As a budding entrepreneur with an idea for a new business of product, it can be hard to know where to start to transform that idea into a reality.
Curtin University’s Ignition aims to do just that with its week-long intensive entrepreneurial program packed full with practical sessions, lectures from business experts and the opportunity to network with the entrepreneurial business community.
Program director Jane Garrett says Ignition is open to ideas from all aspects of business and no prior business experience is needed to apply.
“Ignition is industry agnostic, so we accept people with ideas and businesses from any market sector,” she says. “The only essential criteria is that the idea or businesses has a large market potential. All applications to Ignition are assessed to ensure they adhere to the assessment criteria: the novelty of the business or idea innovation, the likelihood of business sustainability, and a large market potential.
“We encourage applications to Ignition by the owner or originator of the idea or business and specifically encourage new and aspiring entrepreneurs with limited experience of starting a business to attend, as they will gain the most value from the program.

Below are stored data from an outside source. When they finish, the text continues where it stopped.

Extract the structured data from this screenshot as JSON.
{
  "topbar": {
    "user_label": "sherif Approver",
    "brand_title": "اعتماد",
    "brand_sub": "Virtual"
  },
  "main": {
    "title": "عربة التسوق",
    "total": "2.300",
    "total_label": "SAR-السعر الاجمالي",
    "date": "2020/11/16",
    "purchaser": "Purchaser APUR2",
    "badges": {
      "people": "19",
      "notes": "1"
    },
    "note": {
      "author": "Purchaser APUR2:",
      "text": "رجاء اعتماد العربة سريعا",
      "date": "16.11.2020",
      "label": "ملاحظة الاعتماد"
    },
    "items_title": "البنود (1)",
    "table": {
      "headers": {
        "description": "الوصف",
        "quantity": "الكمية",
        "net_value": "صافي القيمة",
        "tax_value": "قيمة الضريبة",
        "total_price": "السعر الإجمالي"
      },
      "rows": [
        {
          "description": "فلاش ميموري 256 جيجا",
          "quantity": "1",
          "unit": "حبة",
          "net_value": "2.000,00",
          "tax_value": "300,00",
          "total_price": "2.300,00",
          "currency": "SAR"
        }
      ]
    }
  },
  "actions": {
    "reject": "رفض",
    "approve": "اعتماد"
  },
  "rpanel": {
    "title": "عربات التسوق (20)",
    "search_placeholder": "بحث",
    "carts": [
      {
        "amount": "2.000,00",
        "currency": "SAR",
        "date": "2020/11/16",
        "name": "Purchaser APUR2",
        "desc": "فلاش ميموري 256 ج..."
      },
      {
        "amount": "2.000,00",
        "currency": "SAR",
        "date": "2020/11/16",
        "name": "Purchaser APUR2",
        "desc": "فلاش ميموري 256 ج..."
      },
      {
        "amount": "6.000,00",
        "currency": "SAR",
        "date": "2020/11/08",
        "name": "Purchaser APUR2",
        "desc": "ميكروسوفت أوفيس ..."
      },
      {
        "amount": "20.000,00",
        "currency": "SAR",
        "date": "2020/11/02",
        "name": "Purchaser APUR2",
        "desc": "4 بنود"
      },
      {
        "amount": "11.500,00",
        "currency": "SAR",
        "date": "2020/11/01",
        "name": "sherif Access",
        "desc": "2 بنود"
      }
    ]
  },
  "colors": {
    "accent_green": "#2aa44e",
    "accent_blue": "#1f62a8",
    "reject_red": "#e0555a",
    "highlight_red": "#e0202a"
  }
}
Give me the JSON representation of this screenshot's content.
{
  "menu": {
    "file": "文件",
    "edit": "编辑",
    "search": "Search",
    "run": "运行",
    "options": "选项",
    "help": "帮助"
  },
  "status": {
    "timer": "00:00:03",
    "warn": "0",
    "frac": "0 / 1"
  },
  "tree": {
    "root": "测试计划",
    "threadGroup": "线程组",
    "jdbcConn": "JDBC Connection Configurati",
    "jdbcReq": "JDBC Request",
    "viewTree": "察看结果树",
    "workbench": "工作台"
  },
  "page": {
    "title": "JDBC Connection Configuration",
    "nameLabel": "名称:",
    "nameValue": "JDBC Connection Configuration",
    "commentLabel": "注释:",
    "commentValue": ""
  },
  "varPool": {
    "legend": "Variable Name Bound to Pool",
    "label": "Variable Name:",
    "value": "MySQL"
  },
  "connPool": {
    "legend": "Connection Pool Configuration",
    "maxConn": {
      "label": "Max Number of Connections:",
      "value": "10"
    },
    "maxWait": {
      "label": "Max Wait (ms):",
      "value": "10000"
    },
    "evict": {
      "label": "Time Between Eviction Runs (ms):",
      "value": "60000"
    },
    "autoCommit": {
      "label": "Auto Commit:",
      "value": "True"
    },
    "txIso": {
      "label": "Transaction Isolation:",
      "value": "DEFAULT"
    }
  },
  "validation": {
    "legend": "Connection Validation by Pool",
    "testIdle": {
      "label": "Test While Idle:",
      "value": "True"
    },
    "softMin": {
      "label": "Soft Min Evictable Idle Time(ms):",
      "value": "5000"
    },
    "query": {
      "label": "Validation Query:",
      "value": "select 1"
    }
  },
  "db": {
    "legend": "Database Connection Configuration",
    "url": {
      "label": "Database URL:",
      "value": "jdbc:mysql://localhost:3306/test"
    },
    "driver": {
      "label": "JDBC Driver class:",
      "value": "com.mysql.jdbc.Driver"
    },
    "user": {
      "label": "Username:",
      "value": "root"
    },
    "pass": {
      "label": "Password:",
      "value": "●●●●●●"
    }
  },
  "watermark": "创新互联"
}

Passion and ambition to take the idea forward and make it happen are highly important attributes for success at Ignition and more important than prior business skills.”
Each day in the program focusses on a different aspect of business as Barrett explains. “Monday is marketing, Tuesday is business models, Wednesday is finance and Thursday is all about team building and presentation skills. In mentor sessions delegates apply the knowledge gained in the morning to their own ideas and businesses and build the 10 minute business plan or investor presentation that they will deliver in the pitch panels on Friday afternoon.
“For those seeking investment it is an opportunity to trial their pitches in a ‘safe’ environment and offers the opportunity to meet investors and go forward if there is interest. The sense of relief after delivering their pitch is immense; many say they need a drink!”
Among the applications on offer for the program are 10 female scholarships. Barrett says that encouraging more female entrepreneurs through these scholarships has seen a rise in female participation.
“Women, specifically older women who were brought up to ‘service the needs of their husbands and bring up the children’, may not have had the same opportunity as men, so may need some extra help to ‘get going’. Not necessarily by providing knowledge but by providing them the ability to think ‘I can’.
“Thankfully that world has now changed and women are better able to compete with their male counterparts in business. The Department of Local Government and Communities are sponsoring 10 places on Ignition for female entrepreneurs. They have supported Ignition for the last two years and in that time, female participation in Ignition has risen from 27 per cent in 2013 to 46 per cent in 2014.”
One of the many successful ideas to come out of past Ignition programs was created by mum and housewife, Erica Ferguson.
“As golfer she had a concept for a device to put on sunscreen without getting cream over your hands. We remember Erica as being very nervous prior to delivering her 10 minute pitch but she did it and since Ignition has brought her concept to market as sunSmudg!”
“Other notable examples include Sharon Grosser from SEQTA software, as well as Steve Carolan from CV Check and Clinton House, and Sam Judd has given up her day job to focus on her growing business that produces the FlipLid lunchbox and is going forward to look at other innovative new products.”
Applications are now open for Ignition which runs from Sunday, August 23, to Friday, August 28, at Curtin University.